What can you get on your laptop that you can't get from the pew? The answer, according to Campbell, is more sustained and satisfying personal interaction. That includes matters like in-depth theological discussion, prayer support, opportunities for confession and the like.
But connecting believers is only one element of GodTube's vision. According to its mission statement, the site was built "for the purpose of encouraging and advancing the Gospel worldwide."
Ivan Leon, GodTube's manager of Hispanic communities, explained that the video conferencing feature will be crucial for churches -- both in the United States and Latin America -- to instruct and communicate with missionaries in the field. Leon added that users from Spanish-speaking countries account for about 10% of GodTube's traffic.
GodTube believes its financial aspirations hinge upon its ability to maintain a community environment that is squeaky clean, free of sex and violence. Wyatt and chief technical officer Jason Martell emphasized that the site has gone to "extreme measures" to build a monitoring infrastructure to keep its audience, its partners and its $2.5-million investment safe.
Every single video must be approved by an administrator before it goes live.

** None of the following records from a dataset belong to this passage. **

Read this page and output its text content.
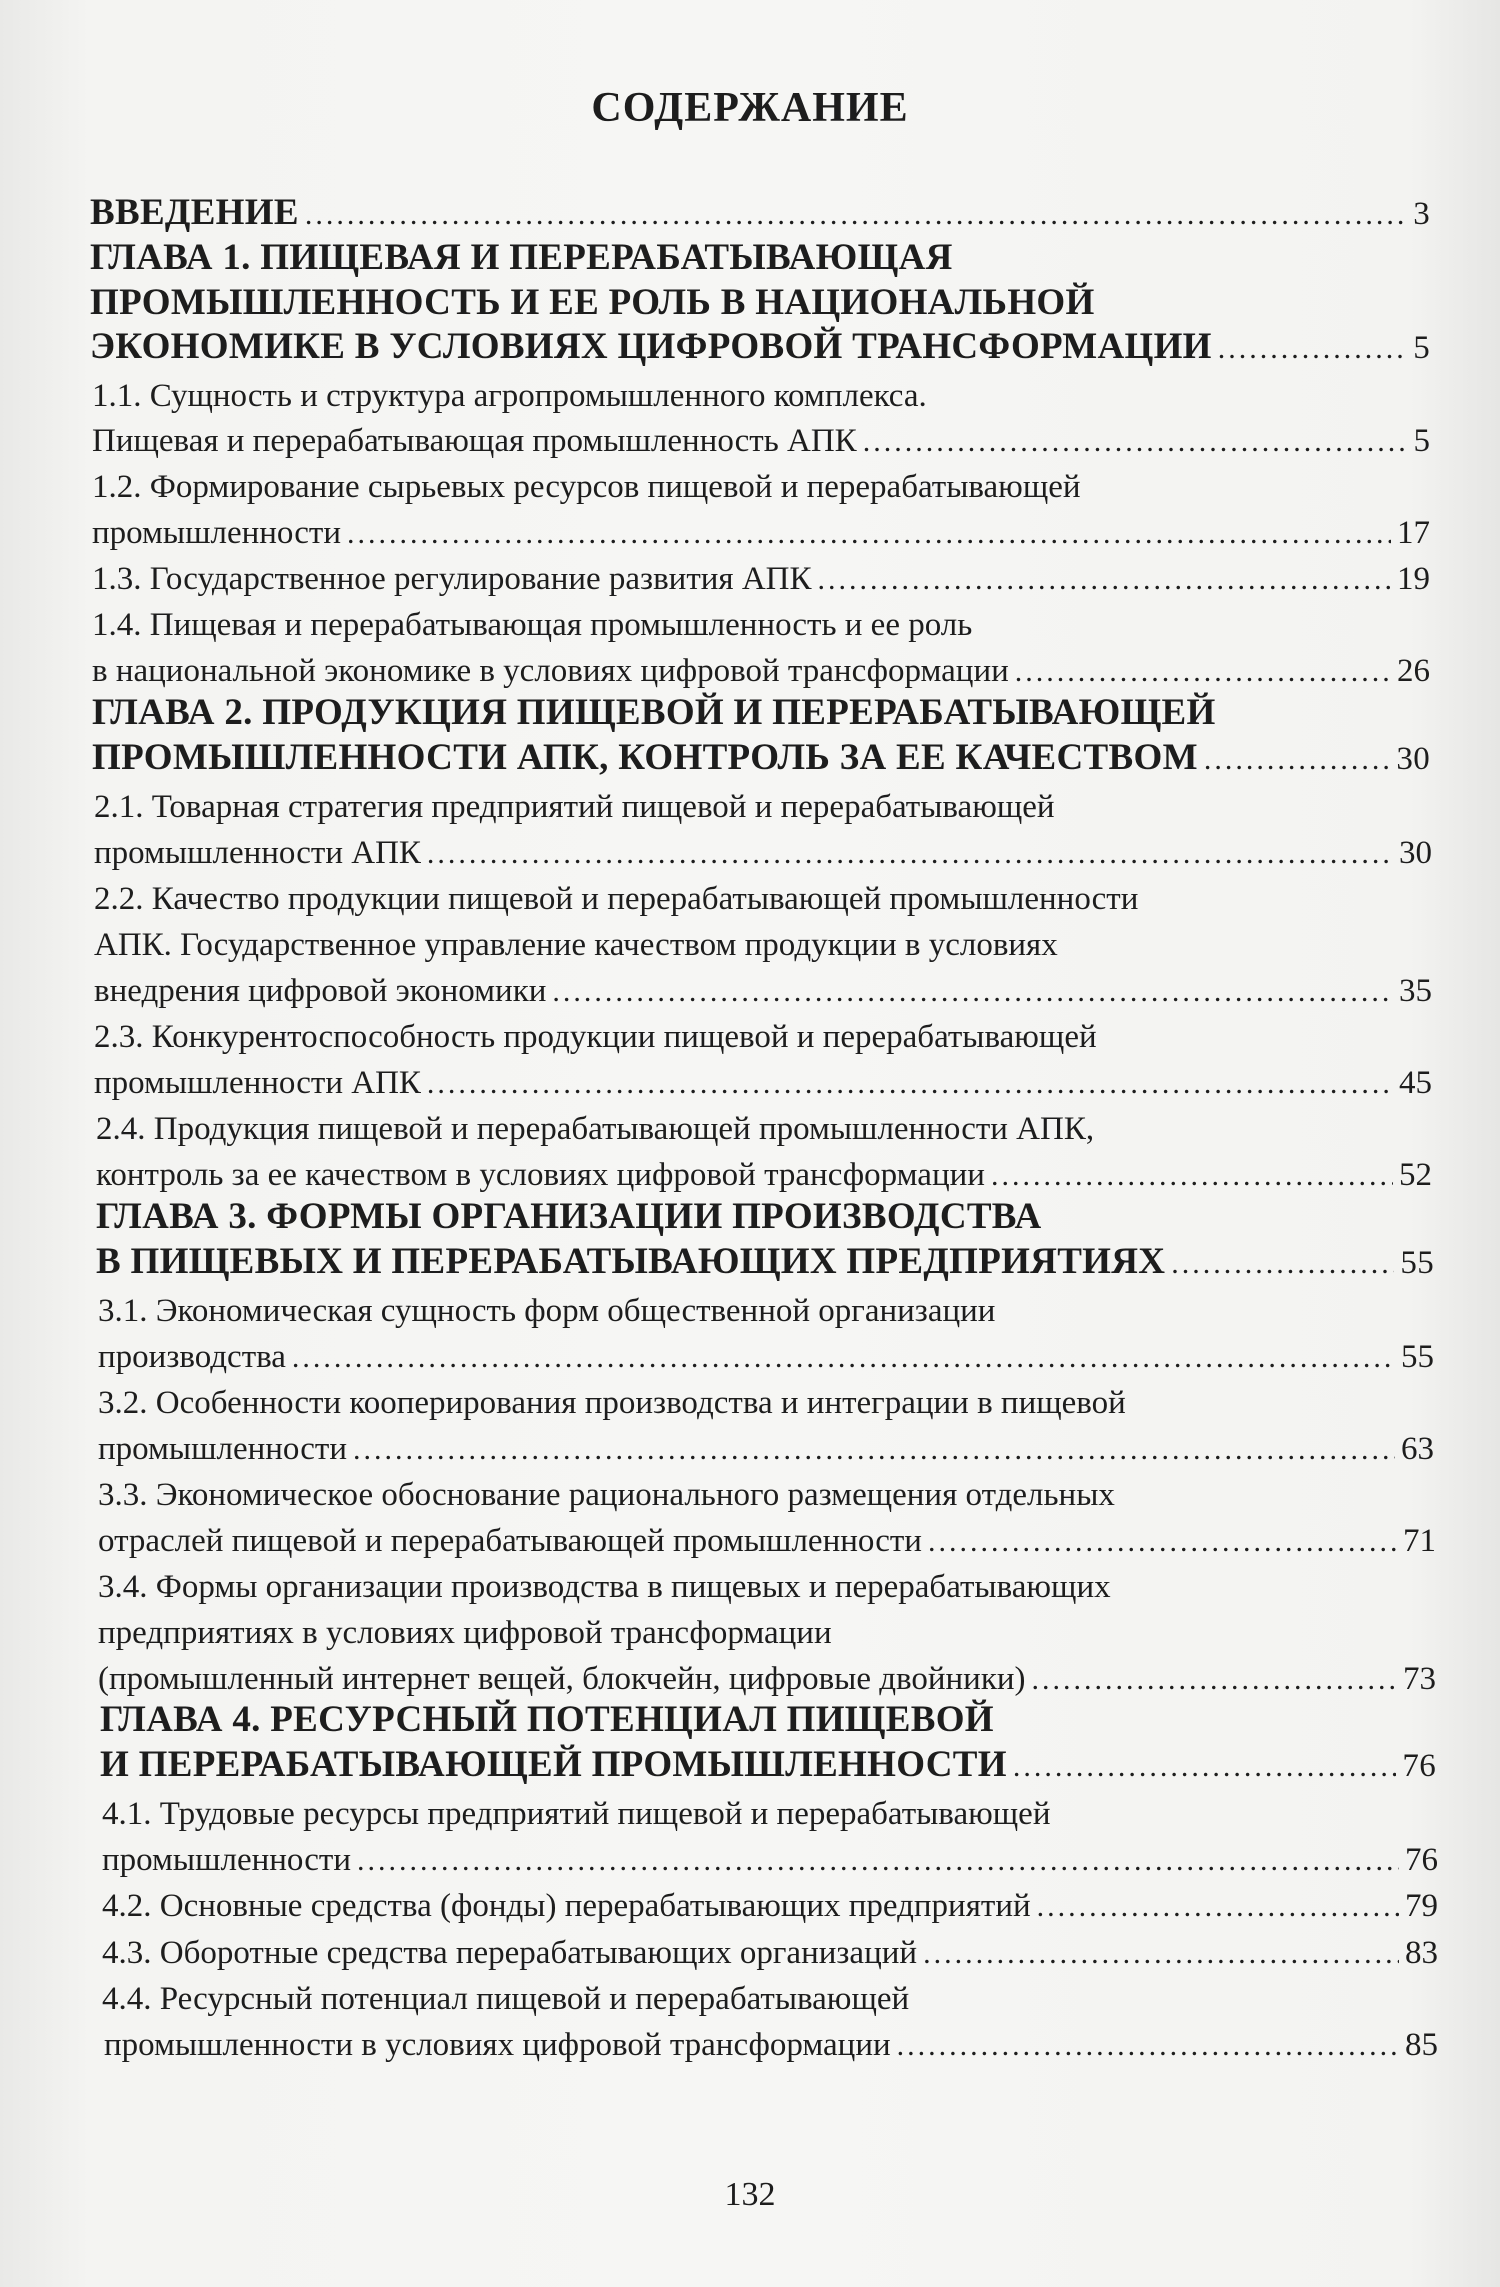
СОДЕРЖАНИЕ
ВВЕДЕНИЕ .....	3
ГЛАВА 1. ПИЩЕВАЯ И ПЕРЕРАБАТЫВАЮЩАЯ
ПРОМЫШЛЕННОСТЬ И ЕЕ РОЛЬ В НАЦИОНАЛЬНОЙ
ЭКОНОМИКЕ В УСЛОВИЯХ ЦИФРОВОЙ ТРАНСФОРМАЦИИ .....	5
1.1. Сущность и структура агропромышленного комплекса.
Пищевая и перерабатывающая промышленность АПК .....	5
1.2. Формирование сырьевых ресурсов пищевой и перерабатывающей
промышленности .....	17
1.3. Государственное регулирование развития АПК .....	19
1.4. Пищевая и перерабатывающая промышленность и ее роль
в национальной экономике в условиях цифровой трансформации .....	26
ГЛАВА 2. ПРОДУКЦИЯ ПИЩЕВОЙ И ПЕРЕРАБАТЫВАЮЩЕЙ
ПРОМЫШЛЕННОСТИ АПК, КОНТРОЛЬ ЗА ЕЕ КАЧЕСТВОМ .....	30
2.1. Товарная стратегия предприятий пищевой и перерабатывающей
промышленности АПК .....	30
2.2. Качество продукции пищевой и перерабатывающей промышленности
АПК. Государственное управление качеством продукции в условиях
внедрения цифровой экономики .....	35
2.3. Конкурентоспособность продукции пищевой и перерабатывающей
промышленности АПК .....	45
2.4. Продукция пищевой и перерабатывающей промышленности АПК,
контроль за ее качеством в условиях цифровой трансформации .....	52
ГЛАВА 3. ФОРМЫ ОРГАНИЗАЦИИ ПРОИЗВОДСТВА
В ПИЩЕВЫХ И ПЕРЕРАБАТЫВАЮЩИХ ПРЕДПРИЯТИЯХ .....	55
3.1. Экономическая сущность форм общественной организации
производства .....	55
3.2. Особенности кооперирования производства и интеграции в пищевой
промышленности .....	63
3.3. Экономическое обоснование рационального размещения отдельных
отраслей пищевой и перерабатывающей промышленности .....	71
3.4. Формы организации производства в пищевых и перерабатывающих
предприятиях в условиях цифровой трансформации
(промышленный интернет вещей, блокчейн, цифровые двойники) .....	73
ГЛАВА 4. РЕСУРСНЫЙ ПОТЕНЦИАЛ ПИЩЕВОЙ
И ПЕРЕРАБАТЫВАЮЩЕЙ ПРОМЫШЛЕННОСТИ .....	76
4.1. Трудовые ресурсы предприятий пищевой и перерабатывающей
промышленности .....	76
4.2. Основные средства (фонды) перерабатывающих предприятий .....	79
4.3. Оборотные средства перерабатывающих организаций .....	83
4.4. Ресурсный потенциал пищевой и перерабатывающей
промышленности в условиях цифровой трансформации .....	85
132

Currently, that is 300 to 500 videos a day and growing.
At first, only pre-approved pastors and ministries will be trusted with the live video features. As far as what the site considers appropriate, Wyatt has said "if we wouldn't want an 8-year-old girl to see it, then we won't allow it."
Perhaps it's no coincidence then that the site's all-time most-viewed video features a 3-year-old girl reciting Psalm 23. "He'll anoint my head with oil. Surely . . ." she stammers, "surely goodness will follow --"
"Surely goodness and love," her father corrects.
Offerings from the Jewish world are in the works too. JewishTVNetwork.com bills itself as the "first broadband network to feature a mix of entertainment and news channels celebrating the Jewish experience" and just last week began accepting user-submitted videos. Monday, the site plans to launch a contest seeking the most humorous bar or bat mitzvah clip.
Naseeb.com, a Muslim social network, dating and culture site, has over 335,000 members, and Muxlim.com is a media portal that encompasses several smaller sites, including a social network and a video-sharing space. Notably, neither Mecca.com, Naseeb.com nor Muxlim.com is oriented toward proselytizing, like GodTube.
"We are a site for Muslims -- not about Islam," said Aslan of Mecca.com, which he says is trying to be "the Muslim world's YouTube/MySpace."
"The Muslim community is completely fractured -- it doesn't really exist anymore; the only place it does exist is online," said Aslan, adding that some of the most easily accessible online communities are the jihadist sites. "The only way to counteract those voices of extremism is to shout just as loud. This is our opportunity to shout as loud as the extremists so that we can give young people an alternative."